ITÁLIA – IMPRESSÕES*

Há poucos dias eu voltei da Itália com a trupe brasileira. Ficamos dois dias lá, nos encontrando com carboidratos e açúcares maravilhosos.
A pizza italiana, ao contrário da brasileira, tem pouca diversidade de sabores e, mesmo sendo ela boa, não ganha da pizza do Cavanha’s de Porto Alegre. O mais interessante é que a pizza também faz parte da lista de produtos dos fast-foods de Milão.

Milão, Itália-1

 Já o sorvete é o melhor que eu já provei. E provei duas vezes, porque a maioria dos preços na Itália são consideravelmente menores que os da França. Lá o desemprego é bem maior,principalmente na região sul da botinha simpática. Os italianos falam alto e gesticulam bastante. Isso é verdade. A maioria fica muito feliz ao saber que minha bisavó é imigrante italiana o que me torna, para eles e talvez para mim, uma participante da ‘grande família’. Eu percebi que cheguei na Itália quando vi que as pessoas se olhavam no olho, cuidavam que roupa tu vestias e os homens viravam o rosto pra olhar a silhueta das mulheres. Mulher andando sozinha pelas ruas de Milão é pedir pra que surja um italiano com suas intenções simpáticas. Até eu conheci um Paolo da vida. Por duas quadras, enquanto eu buscava desesperadamente o olhar do meu irmão que havia perdido.
Percebi que cheguei na Itália quando acordei depois de um sono confuso com a boca aberta. E olha que o que me acordou não foi meu irmão e minha cunhada rindo da boca aberta e da respiração forte. Fui acordada por um barulho que nunca tinha ouvido. Um porsche a uns 200 por hora voou do nosso lado. Me senti dentro de uma tartaruga que andava a 120 por hora. Mas enfim, era a Itália e não queríamos nenhuma multa. Andamos dentro das montanhas por túneis de até 13 km. A primeira vez é emocionante, já a segunda é normal.
O norte da Itália, resumidamente – e faltando muita coisa, significa preço bom, comida boa, monumentos lembrando a Unificação, igrejas, relíquias do império romano, trânsito confuso, ruas estreitas, homens conversadores, pessoas simpáticas, mais igrejas, muitos imigrantes (asiáticos e africanos), mini-saia mesmo no inverno e lojas e carros caros. Ah, eu nunca tinha visto um descendente de indígena americano, mas em Milano e Torino eu vi bastante. Eles ficam nas praças vestidos à caráter e tocando suas flautas.
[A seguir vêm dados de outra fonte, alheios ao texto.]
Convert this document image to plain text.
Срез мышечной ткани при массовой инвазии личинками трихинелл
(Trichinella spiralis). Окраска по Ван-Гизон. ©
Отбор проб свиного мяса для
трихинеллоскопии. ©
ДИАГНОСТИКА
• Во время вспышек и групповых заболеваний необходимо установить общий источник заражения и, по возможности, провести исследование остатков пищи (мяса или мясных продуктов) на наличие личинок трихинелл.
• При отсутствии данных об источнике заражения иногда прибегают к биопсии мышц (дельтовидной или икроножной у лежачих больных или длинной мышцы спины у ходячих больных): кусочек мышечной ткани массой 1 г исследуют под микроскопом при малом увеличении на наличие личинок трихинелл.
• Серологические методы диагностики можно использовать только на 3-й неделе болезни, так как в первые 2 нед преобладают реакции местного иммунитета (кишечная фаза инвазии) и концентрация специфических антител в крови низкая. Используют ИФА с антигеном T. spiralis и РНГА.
Existem alguns mais inovadores que tocam uma mistura com folk americano e usam roupa de vaqueiro. É bizarro. Também me chamou a atenção a quantidade de pertences egípcios nessas duas cidades. É museu pra cá e pra lá. Ainda estou refletindo se, economicamente, vale a pena ir pra Alemanha por três dias. Ainda me falta conhecer a Espanha, especialmente a Catalunha. Depois eu volto pro país verde e amarelo. Com mais sensações, visões, rostos, cores, códigos humanos, sabendo construir frases em francês e sabendo falar umas 3 frases em italiano, com um pouco mais de heróis e lutas, com o meu ouvido mais atento aos sotaques. Ah…paro por aqui!

*GRENOBLE  – FRANÇA*

Grenoble, França

O que ando fazendo? Estudando francês e me conectando a essa cultura. Me perdi, inúmeras vezes, pelas ruas de séculos de idade de Grenoble. Fui em pub em que não bebi nada e mesmo assim me diverti. Ri muito com brasileiros e venezuelanos. Eles bêbados, eu não. O Arjuna, meu afilhado – e ele tem dezenas – nasceu e eu estou louca para conhecê-lo. Notei que não existe cachorro sem coleira e todos os donos, onde se encaixam os moradores de rua, têm o cachorro somente com coleira. Nem que seja uma cordinha vagabunda. Aqui tem pedinte de rua. Aqui tem punk na rua. Punk que pede dinheiro na rua. Todos com seus respectivos cachorros. Aqui tem bêbado em TRAM que pergunta as horas, sucessivamente. Aqui, no interior da França, é um lugar normal. Com algumas diferenças, mas um lugar normal. Nem todo mundo é rico, nem todo mundo é cheiroso ou super culto. É normal. Sem, quem sabe, a exorbitante diferença de posse de grana como no Brasil. Hoje experimentei comida árabe e adorei os doces de côco. Pela manhã acompanhei a minha trupe brasileira para uma caminhada entre as montanhas, rumo a um monastério onde os monges produzem várias qualidades de licores para o mundo inteiro. Eles fazem voto de silêncio e se vestem como os bichos do filme ”A Vila”’. Falando nisso, o cinema é caro e não tem desconto para estudantes. Conheci na faculdade mais pessoas de outros lugares, como Itália e Irã, do que os próprios franceses. Não são completamente inacessíveis, mas quem vai querer ficar conversando e experimento o francês de uma guria que não é francôfona?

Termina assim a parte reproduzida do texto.